Microsoft is to give users of its Dynamics 365 sales tool direct access to LinkedIn’s database of 500 million people, in the first major feature to spring from the company’s $26 billion (£20bn) acquisition of the business social network last year.
Microsoft, which trails rivals Salesforce.com, Oracle and SAP in the sales software market, said it will allow a Dynamics 365 salesperson to assess their relationship with a customer via LinkedIn’s Sales Navigator tool.
The feature will use artificial intelligence to suggest ways of strengthening the user’s position on a deal, for instance bringing in a colleague who is connected to the potential customer on LinkedIn.
“Sales Navigator with Dynamics 365 will dramatically increase the effectiveness of salespeople by tapping into their professional networks and relationships, giving them the ability to improve their pipeline,” said Scott Guthrie, executive vice president for the Cloud and Enterprise Group at Microsoft, in a blog post announcing the feature.
The company is also to allow Dynamics 365 users to search for new staff using LinkedIn’s Recruiter and Learning features, Guthrie said.
Both of the new features are set to become available in July.
Microsoft chief executive Satya Nadella said he sees such features drawing on LinkedIn’s massive database of user data as key to developing Microsoft’s cloud-based business software in the face of stiff competition.
“I think that’s the only way to long-term change this game, because if all we did was replace somebody else’s (sales), or (finance) application, that’s of no value, quite frankly,” he told Reuters.
He said Microsoft sees its cloud-based tools for specialised areas including sales and finance as a “third cloud”, complementing Office 365 and the computing and database platform Azure.
As yet that vision largely remains to be realised, however – Microsoft controlled only 4.3 percent of the sales software market in 2015, the most recent year for which figures are available, according to Gartner.
The company is under pressure to justify its outlay for LinkedIn and industry observers noted that the new features may be appealing, since users are already using the social network’s data with their sales software on an ad-hoc basis.
Separately, a Bluetooth-powered LinkedIn feature Microsoft said it is experimenting with caused concern amongst computer security professionals when it appeared to be over-sharing mobile users’ data.

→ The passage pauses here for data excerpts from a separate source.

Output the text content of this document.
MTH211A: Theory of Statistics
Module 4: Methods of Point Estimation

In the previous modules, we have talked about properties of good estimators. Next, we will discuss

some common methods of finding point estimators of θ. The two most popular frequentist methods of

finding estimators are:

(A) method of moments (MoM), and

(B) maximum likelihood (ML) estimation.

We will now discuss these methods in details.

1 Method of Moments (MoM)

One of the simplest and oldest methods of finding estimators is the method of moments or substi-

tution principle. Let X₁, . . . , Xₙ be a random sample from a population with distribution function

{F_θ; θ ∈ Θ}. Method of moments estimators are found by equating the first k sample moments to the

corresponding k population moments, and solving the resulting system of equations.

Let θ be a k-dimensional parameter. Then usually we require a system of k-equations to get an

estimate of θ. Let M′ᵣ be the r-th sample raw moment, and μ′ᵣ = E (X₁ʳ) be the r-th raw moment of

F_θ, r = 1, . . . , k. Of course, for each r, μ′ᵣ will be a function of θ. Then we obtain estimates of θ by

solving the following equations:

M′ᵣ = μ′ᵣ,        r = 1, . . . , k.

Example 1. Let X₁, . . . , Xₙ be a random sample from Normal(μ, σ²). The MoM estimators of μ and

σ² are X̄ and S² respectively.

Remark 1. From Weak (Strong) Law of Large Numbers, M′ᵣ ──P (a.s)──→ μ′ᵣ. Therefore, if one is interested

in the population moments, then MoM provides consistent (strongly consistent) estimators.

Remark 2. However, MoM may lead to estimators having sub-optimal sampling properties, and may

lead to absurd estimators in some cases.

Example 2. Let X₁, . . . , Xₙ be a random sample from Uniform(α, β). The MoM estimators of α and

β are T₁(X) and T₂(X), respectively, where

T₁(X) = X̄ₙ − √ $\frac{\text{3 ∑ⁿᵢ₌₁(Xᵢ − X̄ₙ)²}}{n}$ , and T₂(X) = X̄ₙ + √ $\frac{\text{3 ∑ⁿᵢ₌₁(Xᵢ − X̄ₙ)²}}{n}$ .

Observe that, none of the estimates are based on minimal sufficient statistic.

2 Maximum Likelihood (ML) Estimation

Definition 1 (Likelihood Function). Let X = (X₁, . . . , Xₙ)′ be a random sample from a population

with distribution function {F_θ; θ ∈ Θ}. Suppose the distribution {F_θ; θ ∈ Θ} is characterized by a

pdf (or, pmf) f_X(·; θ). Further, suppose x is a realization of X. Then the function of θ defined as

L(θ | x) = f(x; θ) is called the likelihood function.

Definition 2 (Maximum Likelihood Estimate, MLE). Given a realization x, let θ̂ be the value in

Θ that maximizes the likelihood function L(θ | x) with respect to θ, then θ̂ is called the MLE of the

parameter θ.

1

He posted a screenshot of the prompt with the message, “LinkedIn would like to WHAT?!”
He said the pop-up message appeared after he installed an update described as offering only “general bug fixes and performance improvements”.
Other users said they had received the same message on both Android and iOS versions of the app, and Ferguson said he received it on three smartphones that had received the update.
Microsoft responded that the opt-in feature is experimental and said a prompt “went out in error to a small group of LinkedIn members” using iOS devices.
The company said it was “working on a fix” and Ferguson noted the prompts disappeared following a subsequent update to the app.
Security firm Sophos said it recommends switching off services such as Bluetooth and near-field communications (NFC) when they’re not in use and putting devices into “not discoverable” mode when possible.